Estimate annual aggregates:

mu <- annual(Pr,'wetmean')
fw <- annual(Pr,'wetfreq')
map(mu,FUN='trend',new=FALSE)

Plot the original daily data

plot(Pr,new=FALSE)

The wet-day mean precipitation \(\mu\)

plot(mu,new=FALSE)

The wet-day frequency \(f_w\)

plot(fw,new=FALSE)

Apply a principal component analysis (PCA) to the annual aggregates:

pca.mu <- PCA(mu)
pca.fw <- PCA(fw)

Plot the leading PCA mode

plot(pca.mu,new=FALSE)
## Warning in plot.xy(xy.coords(x, y), type = type, ...): "plot" is not a
## graphical parameter

Take a copy of the original data and mess it up by introducing deliberate errors and artifacts to degrade the information embedded.
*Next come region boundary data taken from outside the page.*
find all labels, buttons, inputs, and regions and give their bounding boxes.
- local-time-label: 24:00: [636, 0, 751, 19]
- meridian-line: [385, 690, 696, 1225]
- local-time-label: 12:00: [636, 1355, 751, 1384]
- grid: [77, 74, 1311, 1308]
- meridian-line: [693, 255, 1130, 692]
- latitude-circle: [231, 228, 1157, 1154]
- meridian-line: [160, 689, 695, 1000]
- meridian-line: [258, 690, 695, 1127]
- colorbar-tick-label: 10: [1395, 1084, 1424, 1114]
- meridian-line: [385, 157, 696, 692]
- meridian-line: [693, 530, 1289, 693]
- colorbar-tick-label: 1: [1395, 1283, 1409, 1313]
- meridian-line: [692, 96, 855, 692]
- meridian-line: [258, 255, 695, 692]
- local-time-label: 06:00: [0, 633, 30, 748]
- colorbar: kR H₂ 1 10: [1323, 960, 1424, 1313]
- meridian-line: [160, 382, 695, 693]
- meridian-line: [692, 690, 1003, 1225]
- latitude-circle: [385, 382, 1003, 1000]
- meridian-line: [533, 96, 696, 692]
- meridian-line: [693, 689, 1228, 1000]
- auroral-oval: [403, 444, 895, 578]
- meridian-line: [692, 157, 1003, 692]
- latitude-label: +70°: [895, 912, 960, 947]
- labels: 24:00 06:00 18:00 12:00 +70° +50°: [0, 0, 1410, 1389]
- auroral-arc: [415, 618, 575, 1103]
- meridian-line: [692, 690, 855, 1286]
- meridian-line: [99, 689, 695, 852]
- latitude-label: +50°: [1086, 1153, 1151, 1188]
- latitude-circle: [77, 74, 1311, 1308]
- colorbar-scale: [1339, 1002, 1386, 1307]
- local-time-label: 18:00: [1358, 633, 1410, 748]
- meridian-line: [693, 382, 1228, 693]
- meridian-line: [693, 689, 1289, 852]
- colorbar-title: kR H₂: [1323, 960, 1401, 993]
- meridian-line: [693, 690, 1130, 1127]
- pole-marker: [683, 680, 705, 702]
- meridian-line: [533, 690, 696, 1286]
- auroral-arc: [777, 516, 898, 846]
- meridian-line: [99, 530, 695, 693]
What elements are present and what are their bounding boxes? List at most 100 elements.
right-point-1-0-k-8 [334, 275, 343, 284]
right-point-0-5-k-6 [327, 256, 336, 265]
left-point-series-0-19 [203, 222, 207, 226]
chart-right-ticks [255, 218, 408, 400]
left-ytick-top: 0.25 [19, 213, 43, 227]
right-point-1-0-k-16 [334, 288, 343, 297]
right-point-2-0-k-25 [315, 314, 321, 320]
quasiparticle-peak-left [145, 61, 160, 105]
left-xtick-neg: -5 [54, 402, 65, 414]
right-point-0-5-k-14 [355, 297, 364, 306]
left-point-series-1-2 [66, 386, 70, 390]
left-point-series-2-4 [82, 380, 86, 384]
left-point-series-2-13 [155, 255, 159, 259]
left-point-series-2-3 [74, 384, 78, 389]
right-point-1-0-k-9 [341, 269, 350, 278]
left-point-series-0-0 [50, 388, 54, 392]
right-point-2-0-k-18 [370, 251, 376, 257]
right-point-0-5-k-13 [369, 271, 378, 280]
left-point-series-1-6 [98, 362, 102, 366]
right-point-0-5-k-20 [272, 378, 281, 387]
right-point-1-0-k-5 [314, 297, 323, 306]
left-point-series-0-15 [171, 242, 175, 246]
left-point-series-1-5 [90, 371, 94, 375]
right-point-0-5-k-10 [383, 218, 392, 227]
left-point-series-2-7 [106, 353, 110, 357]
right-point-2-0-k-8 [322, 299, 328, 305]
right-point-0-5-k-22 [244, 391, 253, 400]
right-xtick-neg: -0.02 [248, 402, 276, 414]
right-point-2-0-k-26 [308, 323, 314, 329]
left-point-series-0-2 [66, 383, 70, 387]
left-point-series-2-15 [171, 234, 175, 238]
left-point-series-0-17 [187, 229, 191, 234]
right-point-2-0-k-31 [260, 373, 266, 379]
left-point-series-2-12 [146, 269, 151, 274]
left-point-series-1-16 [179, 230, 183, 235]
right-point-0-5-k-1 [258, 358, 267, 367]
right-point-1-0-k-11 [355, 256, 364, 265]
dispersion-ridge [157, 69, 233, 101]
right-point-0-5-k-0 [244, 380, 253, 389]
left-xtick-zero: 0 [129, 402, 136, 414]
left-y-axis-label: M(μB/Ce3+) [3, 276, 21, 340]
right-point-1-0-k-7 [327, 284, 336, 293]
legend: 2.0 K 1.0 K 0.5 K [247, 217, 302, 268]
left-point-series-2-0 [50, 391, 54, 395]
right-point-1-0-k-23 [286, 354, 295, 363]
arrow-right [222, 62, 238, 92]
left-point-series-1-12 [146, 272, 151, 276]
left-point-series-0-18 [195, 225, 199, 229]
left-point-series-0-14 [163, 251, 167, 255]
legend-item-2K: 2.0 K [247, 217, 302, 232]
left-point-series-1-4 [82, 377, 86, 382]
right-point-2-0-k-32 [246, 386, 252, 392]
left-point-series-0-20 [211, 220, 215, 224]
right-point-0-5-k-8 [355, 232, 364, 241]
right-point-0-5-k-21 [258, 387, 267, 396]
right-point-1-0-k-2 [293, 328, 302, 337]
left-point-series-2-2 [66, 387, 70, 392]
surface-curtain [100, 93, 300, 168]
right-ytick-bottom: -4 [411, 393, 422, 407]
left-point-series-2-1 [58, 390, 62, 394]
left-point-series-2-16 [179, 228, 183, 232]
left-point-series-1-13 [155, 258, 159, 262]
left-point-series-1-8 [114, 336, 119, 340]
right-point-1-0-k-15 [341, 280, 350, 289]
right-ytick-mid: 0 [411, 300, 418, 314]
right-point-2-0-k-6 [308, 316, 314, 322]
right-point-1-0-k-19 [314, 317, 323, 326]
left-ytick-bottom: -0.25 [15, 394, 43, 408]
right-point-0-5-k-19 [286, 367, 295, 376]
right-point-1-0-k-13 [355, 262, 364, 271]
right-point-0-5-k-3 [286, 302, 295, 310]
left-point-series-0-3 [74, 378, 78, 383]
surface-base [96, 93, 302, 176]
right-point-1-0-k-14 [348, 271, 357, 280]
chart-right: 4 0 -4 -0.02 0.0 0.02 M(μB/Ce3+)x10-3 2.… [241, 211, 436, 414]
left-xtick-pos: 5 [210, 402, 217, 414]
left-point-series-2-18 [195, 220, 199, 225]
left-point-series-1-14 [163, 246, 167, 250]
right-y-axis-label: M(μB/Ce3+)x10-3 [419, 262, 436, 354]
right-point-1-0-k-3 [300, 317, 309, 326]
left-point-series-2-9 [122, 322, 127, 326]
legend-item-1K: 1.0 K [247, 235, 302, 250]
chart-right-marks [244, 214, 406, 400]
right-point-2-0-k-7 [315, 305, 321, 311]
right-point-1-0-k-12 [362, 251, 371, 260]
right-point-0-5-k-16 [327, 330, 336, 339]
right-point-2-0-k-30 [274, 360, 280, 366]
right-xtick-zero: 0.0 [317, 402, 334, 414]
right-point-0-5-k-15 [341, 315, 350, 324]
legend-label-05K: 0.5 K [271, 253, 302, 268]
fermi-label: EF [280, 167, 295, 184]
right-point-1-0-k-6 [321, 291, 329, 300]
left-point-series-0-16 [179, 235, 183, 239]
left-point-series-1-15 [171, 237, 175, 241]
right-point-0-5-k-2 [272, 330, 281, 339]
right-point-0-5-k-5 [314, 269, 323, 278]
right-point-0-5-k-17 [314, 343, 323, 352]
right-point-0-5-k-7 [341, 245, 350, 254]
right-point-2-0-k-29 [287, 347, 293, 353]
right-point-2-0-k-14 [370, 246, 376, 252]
The idea is to explore the ways such errors affect the end result.

X <- Pr
## Degrade the original data by synthetically introducing of errors and problems
d <- dim(X)
## Indices with values set to zero
s20.1 <- sample(1:d[1],1000); s20.2 <- sample(1:d[2],10)
## Indices with values set to random
s2r.1 <- sample(1:d[1],1000); s2r.2 <- sample(1:d[2],10)
## Set a random sub-selection of data points to zero or random values
X[s20.1,s20.2] <- 0
X[s2r.1,s2r.2] <- rexp(10000,rate=0.001)
## Set some locations to bad values
S2R <- sample(1:d[2],3)
X[,S2R] <- rexp(d[1],rate=c(1,0.1,0.5))

Estimate synthetic annual aggregates for \(\mu\) and \(f_w\).

mu.s <- annual(X,'wetmean')
fw.s <- annual(X,'wetfreq')
map(mu,FUN='trend',new=FALSE)

plot(X,new=FALSE)

plot(mu.s,new=FALSE)

plot(fw.s,new=FALSE)

pca.smu <- PCA(mu.s)
pca.sfw <- PCA(fw.s)
plot(pca.smu,new=FALSE)
## Warning in plot.xy(xy.coords(x, y), type = type, ...): "plot" is not a
## graphical parameter